Gerçekten söz konusu kurum bölge içi faaliyetten zarar ederken bölge dışı faaliyetten kazanç sağlamış ve sonuçta ticari kazanç olarak safi 30.000 YTL elde etmesine rağmen Kurumlar Vergisi Yasası’nın 5/3'üncü maddesi uyarınca bölge içi faaliyet zararı bu uygulamada dikkate alınmamıştır.

Diğer yandan bu tür işletmelerde istisna (vergiden bağışık) kazançlar ile diğer faaliyetlerden doğan kazançların, işletme kayıtlarında ayrımının yapılması ve istisna kazançlarına ilişkin maliyet ve gider unsurlarının diğer faaliyetlerden doğan (elde edilen) kazançlarla ilişkilendirilmemesi gerekmektedir. Bu nedenle de istisna kapsamındaki faaliyetin zararla sonuçlanması, bu tür zararın “Kanunen Kabul Edilemeyen Gider" olarak dikkate alınması zorunlu olmaktadır.
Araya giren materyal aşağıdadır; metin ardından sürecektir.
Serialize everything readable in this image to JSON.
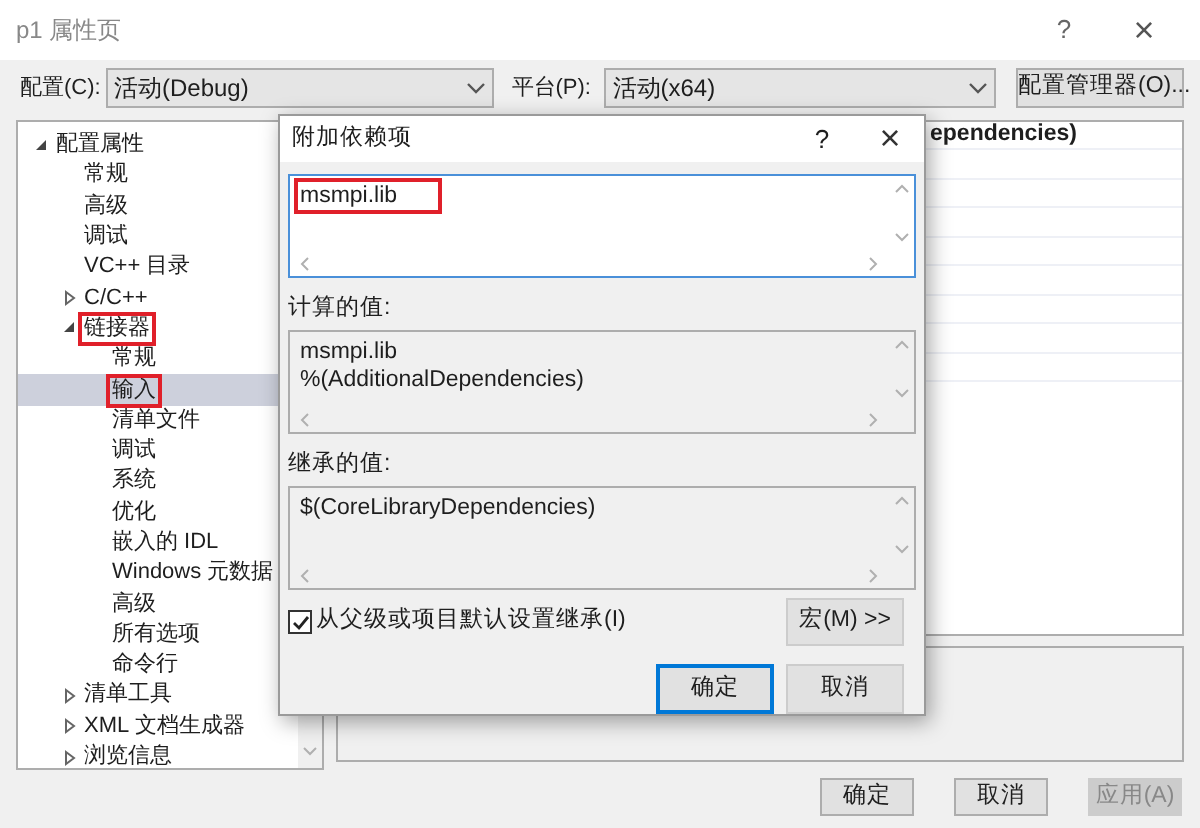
{
  "window": {
    "title": "p1 属性页"
  },
  "config_bar": {
    "configuration_label": "配置(C):",
    "configuration_value": "活动(Debug)",
    "platform_label": "平台(P):",
    "platform_value": "活动(x64)",
    "manager_button": "配置管理器(O)..."
  },
  "tree": [
    {
      "label": "配置属性",
      "expanded": true,
      "marked": false,
      "selected": false,
      "children": [
        {
          "label": "常规",
          "marked": false,
          "selected": false
        },
        {
          "label": "高级",
          "marked": false,
          "selected": false
        },
        {
          "label": "调试",
          "marked": false,
          "selected": false
        },
        {
          "label": "VC++ 目录",
          "marked": false,
          "selected": false
        },
        {
          "label": "C/C++",
          "expanded": false,
          "marked": false,
          "selected": false
        },
        {
          "label": "链接器",
          "expanded": true,
          "marked": true,
          "selected": false,
          "children": [
            {
              "label": "常规",
              "marked": false,
              "selected": false
            },
            {
              "label": "输入",
              "marked": true,
              "selected": true
            },
            {
              "label": "清单文件",
              "marked": false,
              "selected": false
            },
            {
              "label": "调试",
              "marked": false,
              "selected": false
            },
            {
              "label": "系统",
              "marked": false,
              "selected": false
            },
            {
              "label": "优化",
              "marked": false,
              "selected": false
            },
            {
              "label": "嵌入的 IDL",
              "marked": false,
              "selected": false
            },
            {
              "label": "Windows 元数据",
              "marked": false,
              "selected": false
            },
            {
              "label": "高级",
              "marked": false,
              "selected": false
            },
            {
              "label": "所有选项",
              "marked": false,
              "selected": false
            },
            {
              "label": "命令行",
              "marked": false,
              "selected": false
            }
          ]
        },
        {
          "label": "清单工具",
          "expanded": false,
          "marked": false,
          "selected": false
        },
        {
          "label": "XML 文档生成器",
          "expanded": false,
          "marked": false,
          "selected": false
        },
        {
          "label": "浏览信息",
          "expanded": false,
          "marked": false,
          "selected": false
        }
      ]
    }
  ],
  "property_grid": {
    "visible_text": "ependencies)"
  },
  "buttons": [
    {
      "label": "确定",
      "disabled": false
    },
    {
      "label": "取消",
      "disabled": false
    },
    {
      "label": "应用(A)",
      "disabled": true
    }
  ],
  "dialog": {
    "title": "附加依赖项",
    "help": "?",
    "close": "×",
    "edit_value": "msmpi.lib",
    "edit_marked": true,
    "computed_label": "计算的值:",
    "computed_lines": [
      "msmpi.lib",
      "%(AdditionalDependencies)"
    ],
    "inherited_label": "继承的值:",
    "inherited_lines": [
      "$(CoreLibraryDependencies)"
    ],
    "inherit_checkbox": {
      "label": "从父级或项目默认设置继承(I)",
      "checked": true
    },
    "macro_button": "宏(M) >>",
    "ok_button": "确定",
    "cancel_button": "取消"
  },
  "window_help": "?",
  "window_close": "×"
}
Örneğin Teknik Araçlar AŞ’nin 2006 yılında yapmış olduğu faaliyet sonucunda 100.000 YTL hasılat sağladığı, buna karşılık 85.000 YTL gider veya harcama yaptığını, bu iş yanında İstanbul’da bulunun serbest bölgedeki bir faaliyeti nedeniyle ortaya çıkan uyuşmazlığın çözümlenebilmesi için 20.000 YTL danışmanlık ve bilirkişilik harcaması olduğunu varsayacak olursak bu takdirde de söz konusu şirketin ticari kazancını aşağıdaki şekilde hesaplaması mümkündür.
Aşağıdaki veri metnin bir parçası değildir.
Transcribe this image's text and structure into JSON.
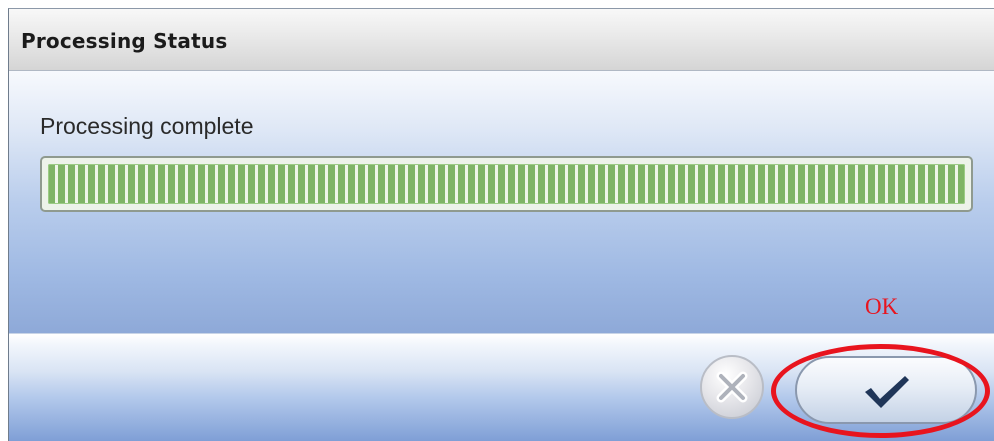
{
  "dialog": {
    "title": "Processing Status",
    "status_text": "Processing complete",
    "progress_percent": 100
  },
  "buttons": {
    "cancel_icon": "close-icon",
    "ok_icon": "checkmark-icon"
  },
  "annotation": {
    "label": "OK",
    "color": "#e8141e"
  },
  "colors": {
    "progress_fill": "#7fb466",
    "dialog_gradient_bottom": "#8ea9d8"
  }
}
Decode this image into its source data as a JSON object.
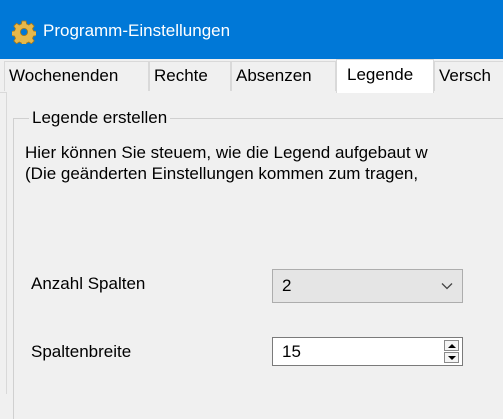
{
  "window": {
    "title": "Programm-Einstellungen",
    "icon": "gear-icon",
    "accent_color": "#0078d7"
  },
  "tabs": [
    {
      "label": "Wochenenden",
      "active": false
    },
    {
      "label": "Rechte",
      "active": false
    },
    {
      "label": "Absenzen",
      "active": false
    },
    {
      "label": "Legende",
      "active": true
    },
    {
      "label": "Versch",
      "active": false
    }
  ],
  "group": {
    "title": "Legende erstellen",
    "description_line1": "Hier können Sie steuem, wie die Legend aufgebaut w",
    "description_line2": "(Die geänderten Einstellungen kommen zum tragen,"
  },
  "fields": {
    "columns_label": "Anzahl Spalten",
    "columns_value": "2",
    "width_label": "Spaltenbreite",
    "width_value": "15"
  }
}
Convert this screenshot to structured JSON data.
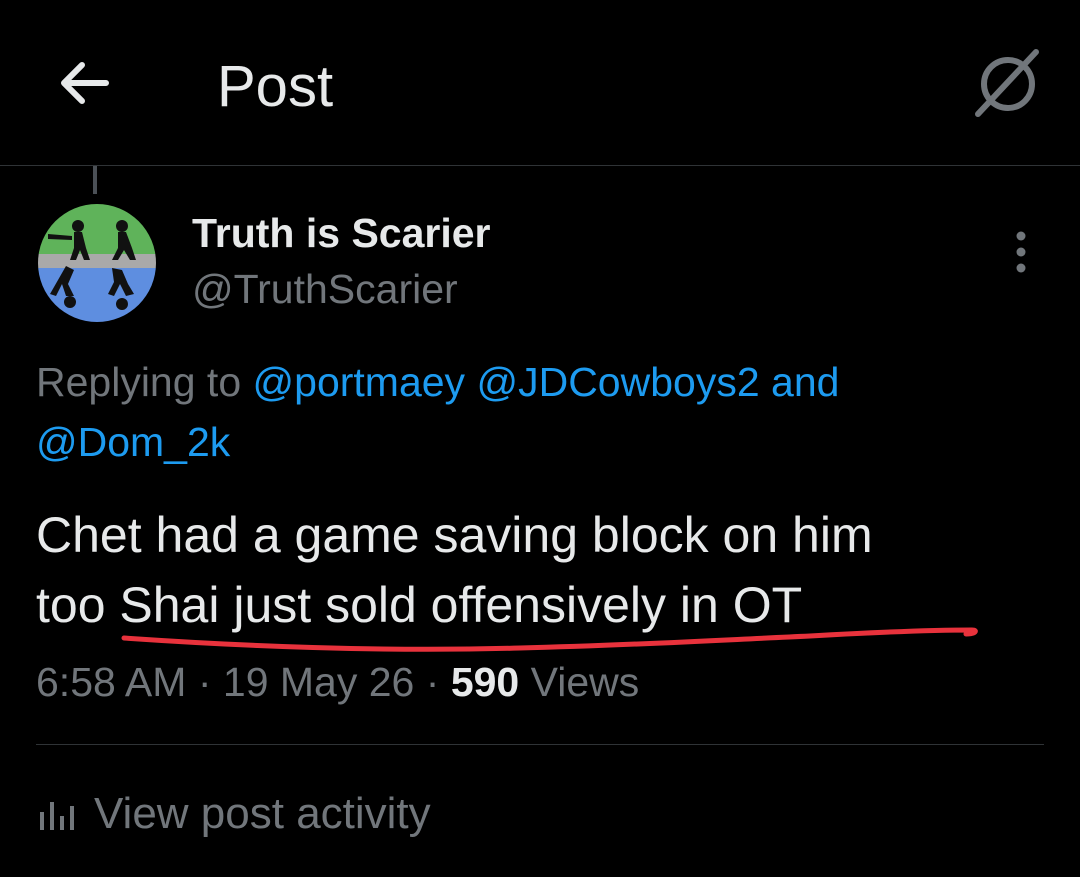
{
  "header": {
    "title": "Post",
    "back_icon": "arrow-left-icon",
    "grok_icon": "grok-icon"
  },
  "post": {
    "author": {
      "display_name": "Truth is Scarier",
      "handle": "@TruthScarier",
      "avatar_icon": "avatar-figures-image"
    },
    "replying_prefix": "Replying to",
    "mentions": [
      "@portmaey",
      "@JDCowboys2"
    ],
    "mentions_joiner": "and",
    "mention_last": "@Dom_2k",
    "text_line1": "Chet had a game saving block on him",
    "text_line2": "too Shai just sold offensively in OT",
    "time": "6:58 AM",
    "date": "19 May 26",
    "separator": "·",
    "views_count": "590",
    "views_label": "Views",
    "more_icon": "more-vertical-icon"
  },
  "activity": {
    "label": "View post activity",
    "icon": "bar-chart-icon"
  },
  "colors": {
    "background": "#000000",
    "text_primary": "#e7e9ea",
    "text_secondary": "#71767b",
    "link": "#1d9bf0",
    "annotation": "#e8323c",
    "divider": "#2f3336"
  }
}
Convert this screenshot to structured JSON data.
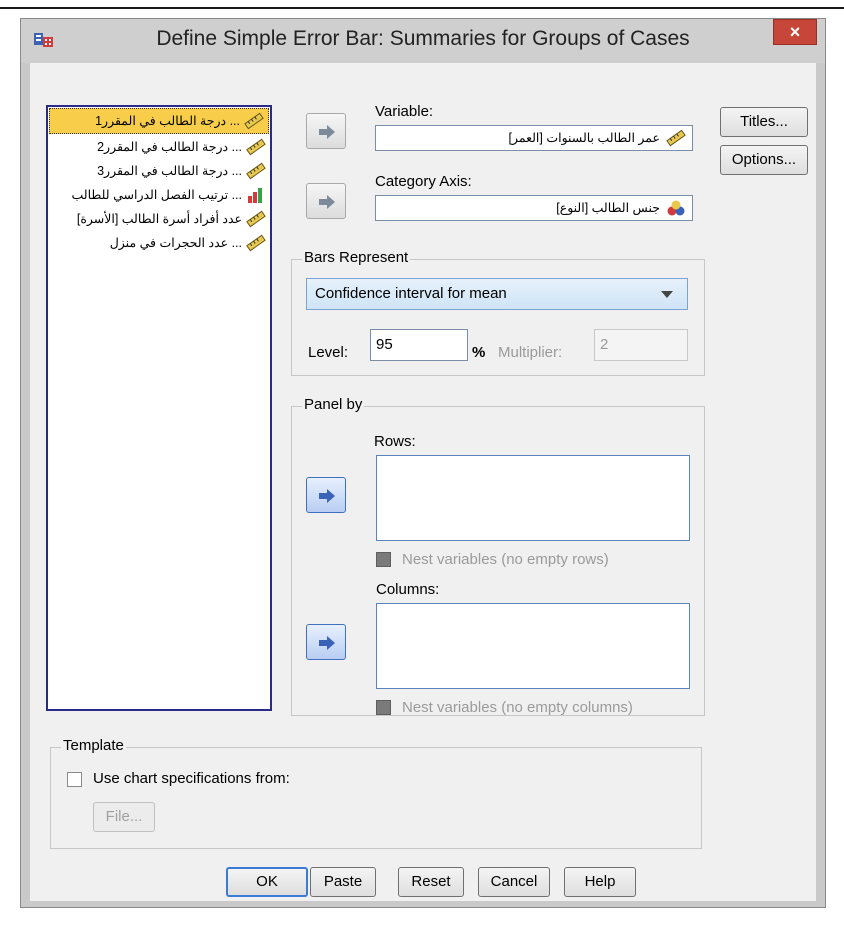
{
  "window": {
    "title": "Define Simple Error Bar: Summaries for Groups of Cases",
    "close_label": "×"
  },
  "source_variables": [
    {
      "label": "درجة الطالب في المقرر1 ...",
      "icon": "scale-ruler-icon",
      "selected": true
    },
    {
      "label": "درجة الطالب في المقرر2 ...",
      "icon": "scale-ruler-icon",
      "selected": false
    },
    {
      "label": "درجة الطالب في المقرر3 ...",
      "icon": "scale-ruler-icon",
      "selected": false
    },
    {
      "label": "ترتيب الفصل الدراسي للطالب ...",
      "icon": "ordinal-bars-icon",
      "selected": false
    },
    {
      "label": "عدد أفراد أسرة الطالب [الأسرة]",
      "icon": "scale-ruler-icon",
      "selected": false
    },
    {
      "label": "عدد الحجرات في منزل ...",
      "icon": "scale-ruler-icon",
      "selected": false
    }
  ],
  "variable": {
    "label": "Variable:",
    "value": "عمر الطالب بالسنوات [العمر]",
    "icon": "scale-ruler-icon"
  },
  "category_axis": {
    "label": "Category Axis:",
    "value": "جنس الطالب [النوع]",
    "icon": "nominal-icon"
  },
  "bars_represent": {
    "title": "Bars Represent",
    "selected": "Confidence interval for mean",
    "level_label": "Level:",
    "level_value": "95",
    "percent_label": "%",
    "multiplier_label": "Multiplier:",
    "multiplier_value": "2"
  },
  "panel_by": {
    "title": "Panel by",
    "rows_label": "Rows:",
    "nest_rows_label": "Nest variables (no empty rows)",
    "columns_label": "Columns:",
    "nest_columns_label": "Nest variables (no empty columns)"
  },
  "template": {
    "title": "Template",
    "use_spec_label": "Use chart specifications from:",
    "file_label": "File..."
  },
  "side_buttons": {
    "titles": "Titles...",
    "options": "Options..."
  },
  "footer": {
    "ok": "OK",
    "paste": "Paste",
    "reset": "Reset",
    "cancel": "Cancel",
    "help": "Help"
  },
  "colors": {
    "selection": "#f7cd4a",
    "close_button": "#c7463a",
    "list_border": "#2a2a8a",
    "default_button_border": "#3a7bd5"
  }
}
· Ticari kazanç (100.000-85.000-20.000=) - 5.000 YTL (zarar)

· Kanunen Kabul Edilmeyen Gider 20.000 YTL

+

Matrah (Vergiye Tabi Kazanç) 15.000 YTL

Dolayısıyla bu kurumun yüklendiği vergi miktarı (15.000x0.20=) 3.000 YTL'dir.
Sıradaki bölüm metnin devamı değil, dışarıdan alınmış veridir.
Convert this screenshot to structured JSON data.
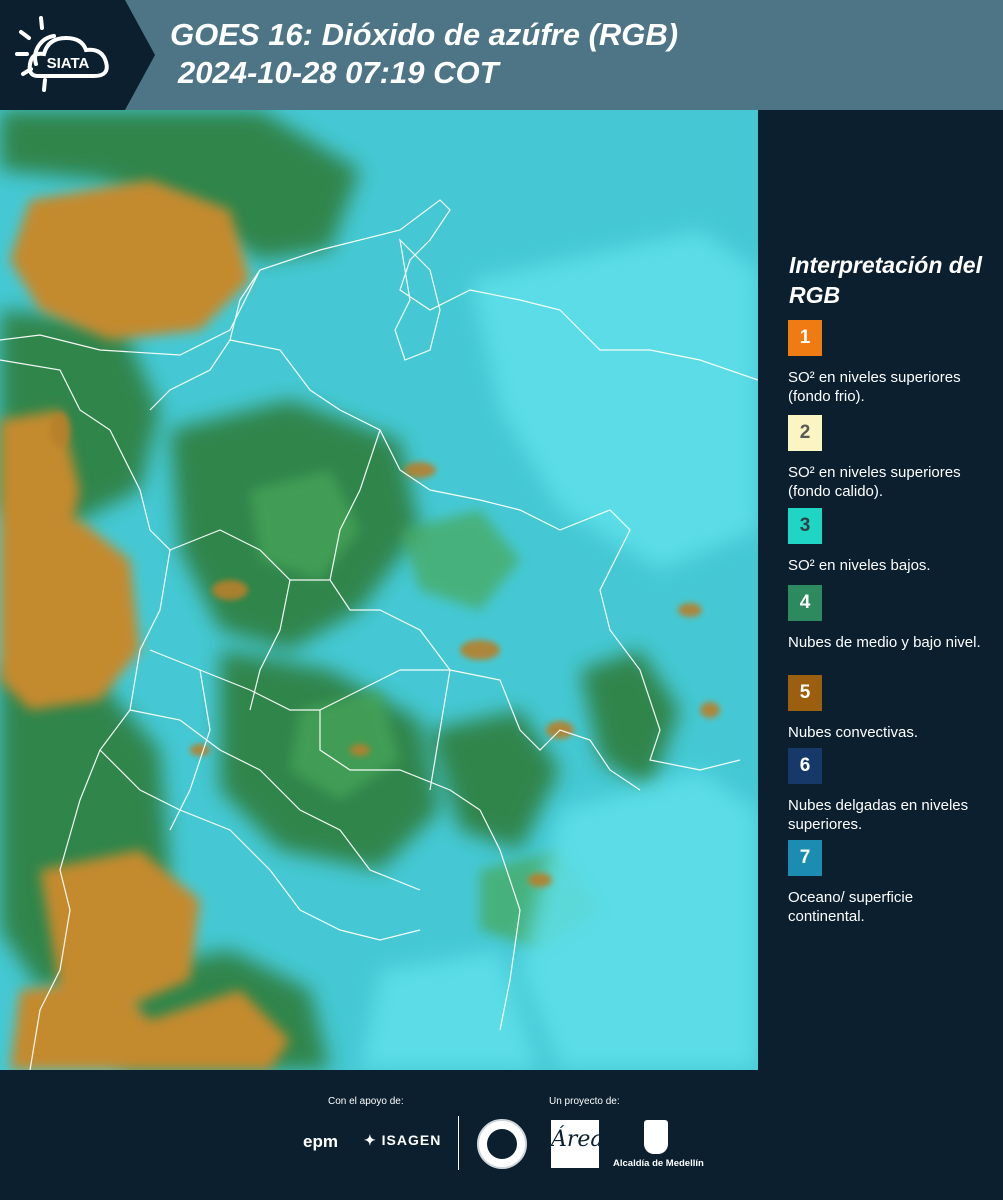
{
  "header": {
    "brand": "SIATA",
    "title_line1": "GOES 16: Dióxido de azúfre (RGB)",
    "title_line2": "2024-10-28 07:19 COT",
    "background_color": "#4d7585",
    "logo_background_color": "#0b1f2e"
  },
  "legend": {
    "title": "Interpretación del RGB",
    "items": [
      {
        "number": "1",
        "text": "SO² en niveles superiores (fondo frio).",
        "color": "#f07b12",
        "number_color": "#ffffff"
      },
      {
        "number": "2",
        "text": "SO² en niveles superiores (fondo calido).",
        "color": "#fbf5c3",
        "number_color": "#5a5a5a"
      },
      {
        "number": "3",
        "text": "SO² en niveles bajos.",
        "color": "#1fd6c4",
        "number_color": "#2f3f47"
      },
      {
        "number": "4",
        "text": "Nubes de medio y bajo nivel.",
        "color": "#2d8a5e",
        "number_color": "#ffffff"
      },
      {
        "number": "5",
        "text": "Nubes convectivas.",
        "color": "#9c5f0f",
        "number_color": "#ffffff"
      },
      {
        "number": "6",
        "text": "Nubes delgadas en niveles superiores.",
        "color": "#16396a",
        "number_color": "#ffffff"
      },
      {
        "number": "7",
        "text": "Oceano/ superficie continental.",
        "color": "#1d8cb3",
        "number_color": "#ffffff"
      }
    ]
  },
  "footer": {
    "support_label": "Con el apoyo de:",
    "project_label": "Un proyecto de:",
    "sponsor_1": "epm",
    "sponsor_2": "ISAGEN",
    "partner_1": "Área",
    "partner_2": "Alcaldía de Medellín"
  }
}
Söz konusu kurumun daha önce İstanbul’da serbest bölgede mevcut ortaklığı nedeniyle ortaya çıkan sorunun çözümlenmesi için yapmış olduğu gider serbest bölgedeki faaliyetine ait olup, bu faaliyetin Kurumlar Vergisi'ne tabi tutulmadığı gerekçesi ile yapılan harcamalar kanunen kabul edilmeyen gider olarak dikkate alınmıştır.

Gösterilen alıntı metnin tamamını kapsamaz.